Double Engagement (Not Your Spending) By Rethinking Employee Tuition Reimbursement
Most US companies (71%) offer some form of tuition assistance or employee tuition reimbursement. Is your company one of them?
As education benefits are on the rise, companies are pulling out their old education benefits playbook. Even the respected SHRM wrote an article last year applauding companies investing in tuition assistance. But if companies want impressive employee engagement and upskilling, they’ll need to rethink this outdated solution.
By rethinking employee tuition reimbursement, here’s how you can double employee engagement and upskilling—all without dipping further into your learning and development piggy bank.
The Problem With Employee Tuition Reimbursement
While employee tuition reimbursement is popular, it’s important to remember that it won’t get the job done. This is especially true when you look at how much this model costs per employee and fails to engage employees.
A company offering employee tuition reimbursement typically gives employees $5,250 to earn a degree. This is a lot of money to spend on every employee, and in the end, on average, only 3-5% of employees take advantage of their tuition assistance program. Surely there has to be a better solution that costs less per employee and appeals to more employees.

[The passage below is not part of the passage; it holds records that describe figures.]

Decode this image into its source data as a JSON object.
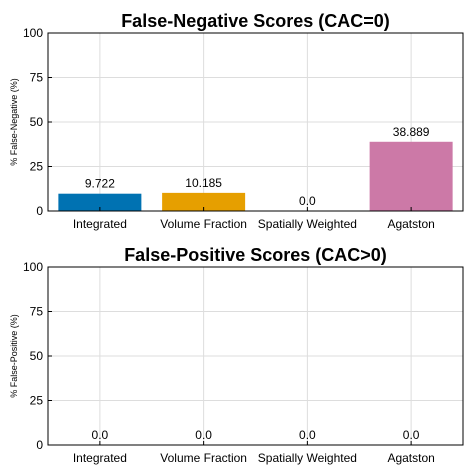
{
  "chart_data": [
    {
      "type": "bar",
      "title": "False-Negative Scores (CAC=0)",
      "ylabel": "% False-Negative (%)",
      "xlabel": "",
      "categories": [
        "Integrated",
        "Volume Fraction",
        "Spatially Weighted",
        "Agatston"
      ],
      "values": [
        9.722,
        10.185,
        0.0,
        38.889
      ],
      "value_labels": [
        "9.722",
        "10.185",
        "0.0",
        "38.889"
      ],
      "colors": [
        "#0072b2",
        "#e69f00",
        "#009e73",
        "#cc79a7"
      ],
      "ylim": [
        0,
        100
      ],
      "yticks": [
        "0",
        "25",
        "50",
        "75",
        "100"
      ],
      "grid": true
    },
    {
      "type": "bar",
      "title": "False-Positive Scores (CAC>0)",
      "ylabel": "% False-Positive (%)",
      "xlabel": "",
      "categories": [
        "Integrated",
        "Volume Fraction",
        "Spatially Weighted",
        "Agatston"
      ],
      "values": [
        0.0,
        0.0,
        0.0,
        0.0
      ],
      "value_labels": [
        "0.0",
        "0.0",
        "0.0",
        "0.0"
      ],
      "colors": [
        "#0072b2",
        "#e69f00",
        "#009e73",
        "#cc79a7"
      ],
      "ylim": [
        0,
        100
      ],
      "yticks": [
        "0",
        "25",
        "50",
        "75",
        "100"
      ],
      "grid": true
    }
  ]
}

A Modern Approach To Education Benefits
What education benefits show more promising results? You can invest that money you’ve put into tuition reimbursement programs towards more modern and inclusive education benefits like prepaid learning stipends and internal talent academies.
In a recent case study, Checkr, an up-and-coming HR technology company, found they more than doubled their learner engagement and upskilling in six months by offering a prepaid learning stipend. Before the prepaid stipend, Checkr offered a more traditional reimbursement stipend to their employees, and their employees used 2.5% of those funds. (It fits right into that 3-5% utilization companies are seeing around the country when they use reimbursement benefits!)
Now within six months of launching prepaid learning stipends, 35% of Checkr employees have requested an educational program or resource. On average, the Checkr employees’ requests are upskilling programs that cost about $670.
Lower Overall Cost & Double The Engagement
Let’s do the math here for a hypothetical company. If a company with 10,000 employees offers employee tuition reimbursement, based on cost per employee and average engagement, they can expect to spend 2.6 million for 500 employees.
If that same company offered a more modern education benefit, based on the cost per employee and engagement seen at Checkr, they can expect to spend 2.3 million for 3,500 employees to upskill. And because more people are using less expensive programs, it works out that the overall cost for the company is less and boosts employee engagement.
Lower Overall Cost & Higher Impact
But do modern benefits offer the same level of upskilling as tuition reimbursement? The answer is yes. Actually, it can be argued that employees develop the right skills faster using modern education benefits.
Most employee tuition reimbursement programs help employees earn a degree, and degrees require a lot of time and money to complete. On average, it takes a person four years to earn a two-year degree, and it costs $10,300 a year to attend a community college in the United States. And at the end of all of it, does your employee’s new degree align with your company’s talent needs? Sometimes.
On the other hand, more modern solutions like immersive upskilling and boot camps require less money and time. And instead of a degree dictating what skills you learn, employees can pick the most relevant and applicable courses and programs to their professional goals. For example, a modern solution like an internal talent academy is skill-based and employees can pick out skills that align with the talent needs of your company.
Smarter Spending for Learning and Development
Companies won’t get ahead of today’s talent shortage by offering a traditional employee tuition reimbursement. For a competitive edge, they need to reallocate their tuition reimbursement money towards more modern education benefits like prepaid learning stipends. It’s the more thoughtful way to go. And by being more thoughtful about spending your L&D money, you can spend the same amount and drive more learning outcomes.